Hi,
well ... this is what CP (consistency point) is - just a special kind of snapshot (from TR3002 -
http://media.netapp.com/documents/wp_3002.pdf)
... WAFL avoids the need for file system consistency checking after an unclean shutdown by creating a special Snapshot called a consistency point every few seconds ...
but time is not the only cause of CP creation - other are log full, data change high enough and ... snapshot creation
(more can be found here - NOW account required -
https://kb.netapp.com/support/index?page=content&id=3012539)
So every snapshot creation gets NetApp WAFL into CP state. NDMP backup creates its own snapshot (or uses designated snapshot - can be set using VIRTUALFSMAPPING) - so using NDMP or any other technique backing up the snapshot is equivalent.

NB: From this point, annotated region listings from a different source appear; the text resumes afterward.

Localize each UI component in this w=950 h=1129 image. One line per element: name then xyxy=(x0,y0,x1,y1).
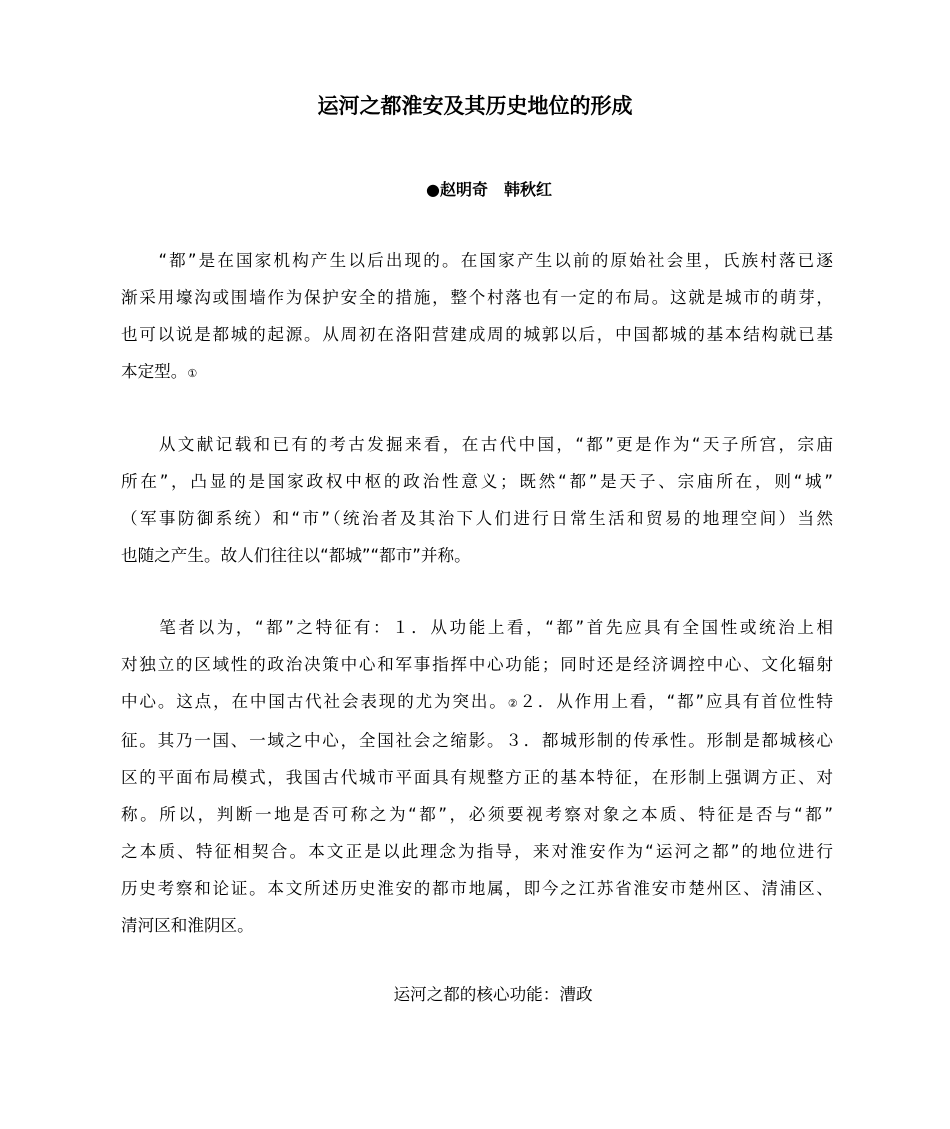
paragraph-line: 也可以说是都城的起源。从周初在洛阳营建成周的城郭以后，中国都城的基本结构就已基 xyxy=(121,325,833,344)
section-heading: 运河之都的核心功能：漕政 xyxy=(393,985,593,1004)
footnote-marker-2[interactable]: ② xyxy=(507,697,520,710)
paragraph-text: 中心。这点，在中国古代社会表现的尤为突出。 xyxy=(121,692,508,711)
paragraph-line: 历史考察和论证。本文所述历史淮安的都市地属，即今之江苏省淮安市楚州区、清浦区、 xyxy=(121,879,833,898)
paragraph-text: ２．从作用上看，“都”应具有首位性特 xyxy=(519,692,833,711)
paragraph-3 xyxy=(121,609,833,944)
paragraph-line: 笔者以为，“都”之特征有：１．从功能上看，“都”首先应具有全国性或统治上相 xyxy=(121,618,833,637)
paragraph-1 xyxy=(121,242,833,392)
paragraph-line: 从文献记载和已有的考古发掘来看，在古代中国，“都”更是作为“天子所宫，宗庙 xyxy=(121,435,833,454)
footnote-marker-1[interactable]: ① xyxy=(187,367,198,380)
paragraph-line: 之本质、特征相契合。本文正是以此理念为指导，来对淮安作为“运河之都”的地位进行 xyxy=(121,842,833,861)
paragraph-line: 称。所以，判断一地是否可称之为“都”，必须要视考察对象之本质、特征是否与“都” xyxy=(121,805,833,824)
article-title: 运河之都淮安及其历史地位的形成 xyxy=(317,94,633,118)
paragraph-line: （军事防御系统）和“市”（统治者及其治下人们进行日常生活和贸易的地理空间）当然 xyxy=(121,509,833,528)
article-authors: ●赵明奇 韩秋红 xyxy=(426,180,552,199)
paragraph-line: 区的平面布局模式，我国古代城市平面具有规整方正的基本特征，在形制上强调方正、对 xyxy=(121,768,833,787)
paragraph-text: 本定型。 xyxy=(121,362,188,381)
paragraph-line: 渐采用壕沟或围墙作为保护安全的措施，整个村落也有一定的布局。这就是城市的萌芽， xyxy=(121,288,833,307)
paragraph-line-last: 也随之产生。故人们往往以“都城”“都市”并称。 xyxy=(121,546,471,565)
paragraph-line: 征。其乃一国、一域之中心，全国社会之缩影。３．都城形制的传承性。形制是都城核心 xyxy=(121,731,833,750)
paragraph-line: 对独立的区域性的政治决策中心和军事指挥中心功能；同时还是经济调控中心、文化辐射 xyxy=(121,655,833,674)
paragraph-line-with-footnote xyxy=(121,683,833,722)
paragraph-line: “都”是在国家机构产生以后出现的。在国家产生以前的原始社会里，氏族村落已逐 xyxy=(121,251,833,270)
paragraph-line: 所在”，凸显的是国家政权中枢的政治性意义；既然“都”是天子、宗庙所在，则“城” xyxy=(121,472,833,491)
paragraph-line-last: 清河区和淮阴区。 xyxy=(121,916,254,935)
paragraph-2 xyxy=(121,426,833,574)
paragraph-line-last xyxy=(121,353,833,392)
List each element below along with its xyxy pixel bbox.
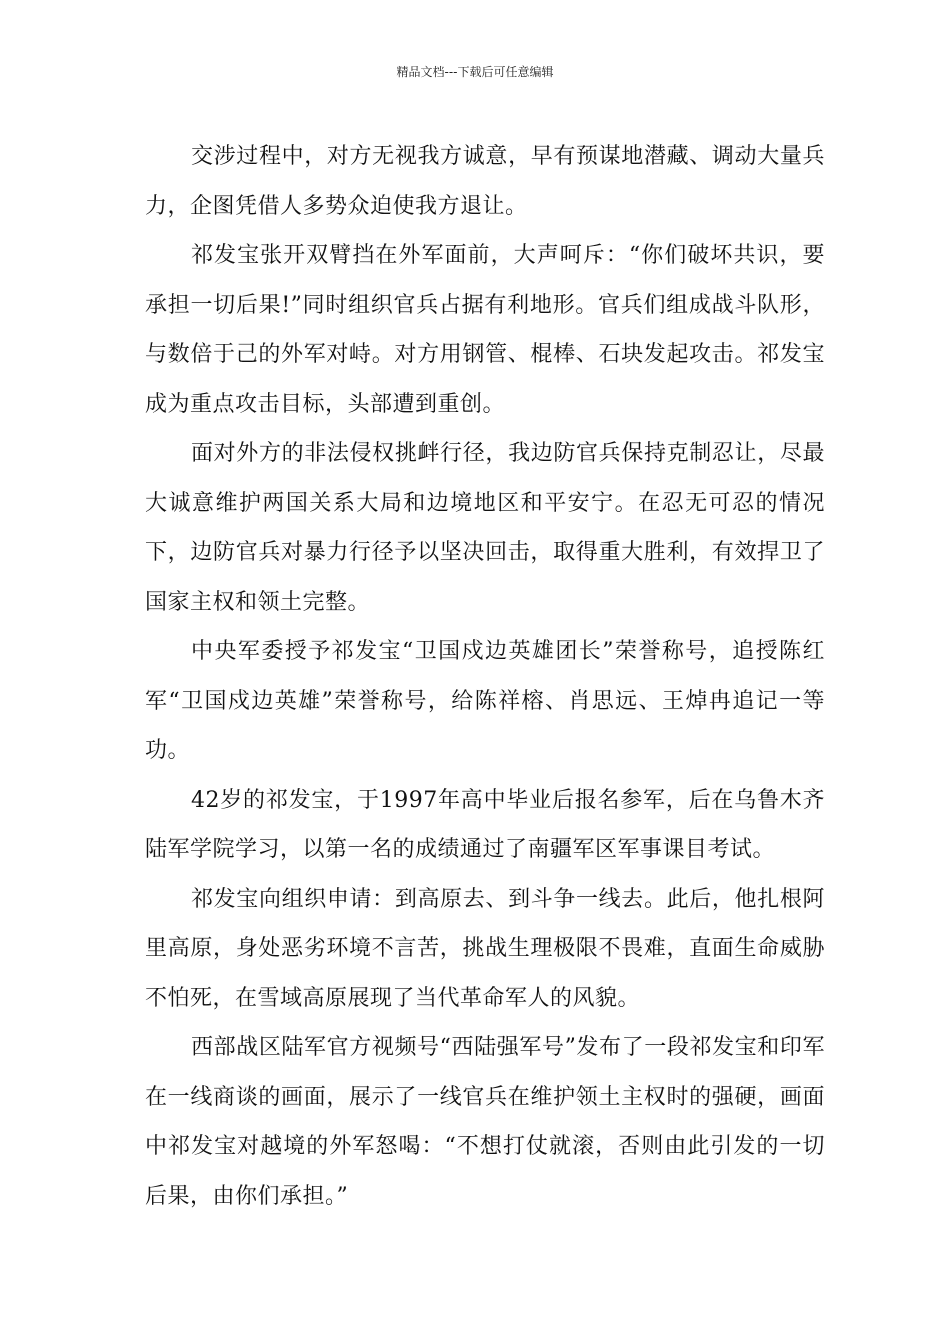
paragraph-7: 西部战区陆军官方视频号“西陆强军号”发布了一段祁发宝和印军在一线商谈的画面，展示了一线官兵在维护领土主权时的强硬，画面中祁发宝对越境的外军怒喝：“不想打仗就滚，否则由此引发的一切后果，由你们承担。” (145, 1035, 825, 1209)
paragraph-6: 祁发宝向组织申请：到高原去、到斗争一线去。此后，他扎根阿里高原，身处恶劣环境不言苦，挑战生理极限不畏难，直面生命威胁不怕死，在雪域高原展现了当代革命军人的风貌。 (145, 886, 825, 1011)
paragraph-5: 42岁的祁发宝，于1997年高中毕业后报名参军，后在乌鲁木齐陆军学院学习，以第一名的成绩通过了南疆军区军事课目考试。 (145, 787, 825, 862)
document-body (145, 132, 825, 1221)
paragraph-4: 中央军委授予祁发宝“卫国戍边英雄团长”荣誉称号，追授陈红军“卫国戍边英雄”荣誉称号，给陈祥榕、肖思远、王焯冉追记一等功。 (145, 639, 825, 763)
paragraph-3: 面对外方的非法侵权挑衅行径，我边防官兵保持克制忍让，尽最大诚意维护两国关系大局和边境地区和平安宁。在忍无可忍的情况下，边防官兵对暴力行径予以坚决回击，取得重大胜利，有效捍卫了国家主权和领土完整。 (145, 441, 825, 615)
page-header: 精品文档---下载后可任意编辑 (396, 65, 554, 79)
paragraph-2: 祁发宝张开双臂挡在外军面前，大声呵斥：“你们破坏共识，要承担一切后果!”同时组织官兵占据有利地形。官兵们组成战斗队形，与数倍于己的外军对峙。对方用钢管、棍棒、石块发起攻击。祁发宝成为重点攻击目标，头部遭到重创。 (145, 243, 825, 417)
paragraph-1: 交涉过程中，对方无视我方诚意，早有预谋地潜藏、调动大量兵力，企图凭借人多势众迫使我方退让。 (145, 144, 825, 219)
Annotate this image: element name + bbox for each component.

There is one thing we have to keep in mind - there is filesystem consistency (this is what CP does) and application consistency of the file - this cannot be done without application integration no matter what snapshot technology you use (VSS, LVSA, NetApp, ZFS ....).
File locks are not kept in the snapshot (they are related to active filesystem - kept in the memory of NetApp filer) - snapshot is just collection of pointers to the disk blocks - so if you read the snapshot, there is no locked file there - everything can be backed up.
Application consistency of the file cannot be guaranteed - question is if it makes any difference - even if you have your fileserver on the Windows machine (with TSM client on it) and use OFS, you do not get better results.
Long story short - I would not be afraid of any method you choose - just have in mind NDMP has its limitations and is no "silver bullet".